Reimbursement for Telecare services includes a one-time installation fee that covers the cost of equipment installation and removal. A monthly maintenance fee includes a face-to-face visit by a qualified professional should the collected data warrant a visit. Should the beneficiary require additional visits during the month, those visits must be conducted by a nurse, authorized by the support coordinator, and provided under Nursing Service. If the data indicates a potential emergency, the provider may dispatch a qualified professional without consultation for approval with the support coordinator; however, the support coordinator must be contacted by the next business day to request retroactive approval.

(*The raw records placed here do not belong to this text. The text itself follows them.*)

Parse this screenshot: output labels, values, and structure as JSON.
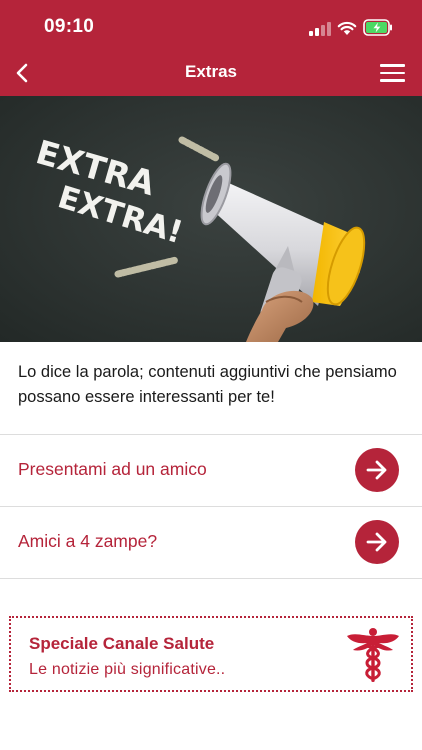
{
  "status_bar": {
    "time": "09:10"
  },
  "header": {
    "title": "Extras"
  },
  "hero": {
    "headline_line1": "EXTRA",
    "headline_line2": "EXTRA!"
  },
  "intro": {
    "text": "Lo dice la parola; contenuti aggiuntivi che pensiamo possano essere interessanti per te!"
  },
  "items": [
    {
      "label": "Presentami ad un amico"
    },
    {
      "label": "Amici a 4 zampe?"
    }
  ],
  "promo": {
    "title": "Speciale Canale Salute",
    "subtitle": "Le notizie più significative.."
  },
  "colors": {
    "brand": "#b5243a",
    "chalkboard": "#2e3433",
    "divider": "#dddddd"
  },
  "icons": [
    "back-chevron-icon",
    "hamburger-menu-icon",
    "arrow-right-icon",
    "caduceus-icon",
    "signal-icon",
    "wifi-icon",
    "battery-charging-icon"
  ]
}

Billing for PERS or Telecare services involves an installation fee and a monthly maintenance fee. Only one claim for each month is allowed. Claims for the monthly maintenance fee may be span-dated at the discretion of the provider. Partial months shall not be billed.
If a beneficiary who receives PERS or Telecare service moves to a different location or changes providers, reimbursement for a second installment is permissible.
Assistive devices/equipment and/or medical supplies (up to $500) are reimbursed in the amount authorized in the POC or POC revision. The PA is released upon completion and submission of the Assistive Devices and Medical Supplies form and the approved POC or POC revision by the support coordinator.